1.10.10

Caim e o preconceito da crítica


Recentemente terminei a leitura de Caim, último livro do escritor José Saramago. Costumo ler todos os artigos a respeito dos livros que estou lendo no momento e, com relação à última obra de Saramago, impressionou-me a quantidade de críticas preconceituosas.

A maioria das críticas acusa Saramago de fazer em Caim um livro menor, de ter deixado de lado a literatura para fazer um libelo ateísta, de transformar a arte em panfleto ou um manifesto. Vejo intolerância da parte desses críticos. É como se Saramago fizesse do ateísmo uma profissão
de fé (desculpe o trocadilho).

O escritor já publicou 26 livros que tratam de temas diversos como em A Caverna, Memorial do Convento, Ensaio Sobre a Cegueira, Todos os Nomes, A Jangada de Pedra, Ensaio Sobre a Lucidez, O Homem Duplicado, A Viagem do Elefante, As Intermitências da Morte... todos eles livros espetaculares. Só no incomparável O Evangelho Segundo Jesus Cristo Saramago demonstra fartamente sua implicância com a religião. E o faz de modo brilhante em livro memorável.

Caim é um romance de ficção como todos os demais do Nobel Saramago, com o mesmo estilo de escrita bem humorado e único, com parágrafos imensos e pontuação original. A narrativa pode ser fantasiosa ou fantástica, mas isso não destoa do seu tipo de ficção que tanto agrada a milhões.

Creio que quase todos que lêem Saramago sabem do seu comunismo e do seu ateísmo e não se incomodam com isso, pois seus livros vendem muito. O que me impressiona não é nem a má vontade da crítica com o livro, mas o evidente preconceito dos que ao escreverem a respeito, não percebem que deixam escapar sua intolerância com o direito desse brilhante escritor de abordar ao seu modo, uma história com todos os ingredientes da boa ficção.

Entre várias críticas na mesma linha, selecionei a de João Pereira Coutinho, na Folha de São Paulo, que dá ao título da sua coluna o nome Ensaio sobre o Fanatismo. Diz que Saramago não somente não crê em Deus, mas detesta-o com a força de um fanático. Diz, com ironia, que Saramago é a criatura mais religiosa da literatura contemporânea.
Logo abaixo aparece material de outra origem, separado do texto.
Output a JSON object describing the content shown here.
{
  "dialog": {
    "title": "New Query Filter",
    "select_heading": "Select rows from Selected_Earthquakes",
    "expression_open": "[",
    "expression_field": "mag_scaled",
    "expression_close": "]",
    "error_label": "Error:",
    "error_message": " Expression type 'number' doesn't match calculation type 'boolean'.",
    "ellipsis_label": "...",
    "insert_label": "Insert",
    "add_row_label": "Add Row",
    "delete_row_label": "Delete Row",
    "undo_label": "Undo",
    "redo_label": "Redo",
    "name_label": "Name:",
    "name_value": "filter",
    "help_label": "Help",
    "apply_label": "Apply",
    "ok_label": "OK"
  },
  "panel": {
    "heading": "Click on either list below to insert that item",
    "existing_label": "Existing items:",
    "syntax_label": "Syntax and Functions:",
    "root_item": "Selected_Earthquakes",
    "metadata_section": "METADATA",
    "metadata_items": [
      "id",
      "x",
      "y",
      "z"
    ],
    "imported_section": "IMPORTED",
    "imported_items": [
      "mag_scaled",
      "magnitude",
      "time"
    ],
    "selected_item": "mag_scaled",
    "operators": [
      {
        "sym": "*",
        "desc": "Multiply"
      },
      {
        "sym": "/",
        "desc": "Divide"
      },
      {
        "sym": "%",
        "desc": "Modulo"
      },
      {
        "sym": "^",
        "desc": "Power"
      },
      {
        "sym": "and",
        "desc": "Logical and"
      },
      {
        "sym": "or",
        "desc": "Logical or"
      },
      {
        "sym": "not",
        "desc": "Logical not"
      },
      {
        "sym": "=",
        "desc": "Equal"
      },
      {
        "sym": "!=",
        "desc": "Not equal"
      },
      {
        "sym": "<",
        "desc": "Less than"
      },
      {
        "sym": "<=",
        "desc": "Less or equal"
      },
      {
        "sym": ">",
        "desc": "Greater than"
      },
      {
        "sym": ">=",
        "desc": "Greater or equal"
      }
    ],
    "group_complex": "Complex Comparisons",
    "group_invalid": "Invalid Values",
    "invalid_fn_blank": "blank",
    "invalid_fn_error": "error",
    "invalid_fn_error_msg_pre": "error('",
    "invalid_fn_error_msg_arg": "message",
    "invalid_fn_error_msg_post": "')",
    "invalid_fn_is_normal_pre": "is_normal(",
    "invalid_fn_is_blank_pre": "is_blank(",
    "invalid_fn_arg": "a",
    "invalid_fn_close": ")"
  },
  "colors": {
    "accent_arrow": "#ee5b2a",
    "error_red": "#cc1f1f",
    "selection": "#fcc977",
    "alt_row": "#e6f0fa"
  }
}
Uau. E o homem só escreveu dois livros sobre o tema entre 26 obras.

Talvez o problema seja que faltem autores que escrevam com a coragem de Saramago. Se ele tivesse mais concorrentes não seria...como é mesmo... “a criatura mais religiosa da literatura contemporânea”.

E o crítico desfia seu rosário: “A narrativa é pobre, sobretudo nas descrições sexuais, vulgar e risível... o Deus de Saramago é uma caricatura das divindades pagãs, colérico, mesquinho, traiçoeiro, cruel”. Para Coutinho, Caim é pintado como um terrorista disposto a sabotar um sistema absurdo e demencial. “Uma visão dessas só é possível na cabeça maniqueísta de um fanático", opina.

Para o crítico estão enganados os que dizem que a ideologia política de Saramago deve ser separada da sua criação literária. “Em Saramago, ideologia e literatura cumprem o mesmo papel. Doutrinar.” E vemos a seguir uma defesa de quem? Da Bíblia. Previsível!

Saramago expõe sem meias palavras ou retoques as chagas de Jó, as misérias de Abraão e o sacrifício de Isaque; as carnificinas perpetradas por Josué e Moisés em suas limpezas étnicas no Sinai, em Jericó e Canaã; o genocídio dos inocentes de Sodoma...O trecho seguinte é da mais fina ironia: “Naquela época as maldições eram autênticas obras-primas literárias, tanto pela força da intenção como pela expressão formal em que se condensavam. Não fosse Josué a crudelíssima pessoa que foi, até o poderíamos tomá-lo como modelo estilístico pelo menos no importante capítulo das pragas e maldições, tão pouco freqüentado pela modernidade”.


As qualidades ou defeitos do livro deveriam ser analisados unicamente no campo da literatura. A
crítica à personalidade do autor não deveria interferir na fruição do texto. Eu prefiro Saramago a Deus, mas muita gente pode ter uma escala de preferência diferente e ainda assim gostar de Caim, principalmente na hilária parte em que ele ensina ao criador o princípio de Arquimedes e explica porque a arca de Noé não flutuaria se construída no seco, forçando deus (assim mesmo, em minúscula), a mudar toda a engenharia do dilúvio. São só 172 páginas, não vai matar ninguém.

*Ilustrando este texto, quadro do pintor expressionista alemão Lovis Corinth. Em Caim e Abel, o artista congela o dramático momento do fratricídio. A pintura está no Kunst Palast Museum de Dusseldorf. A foto foi tirada por mim em janeiro deste ano em visita ao museu.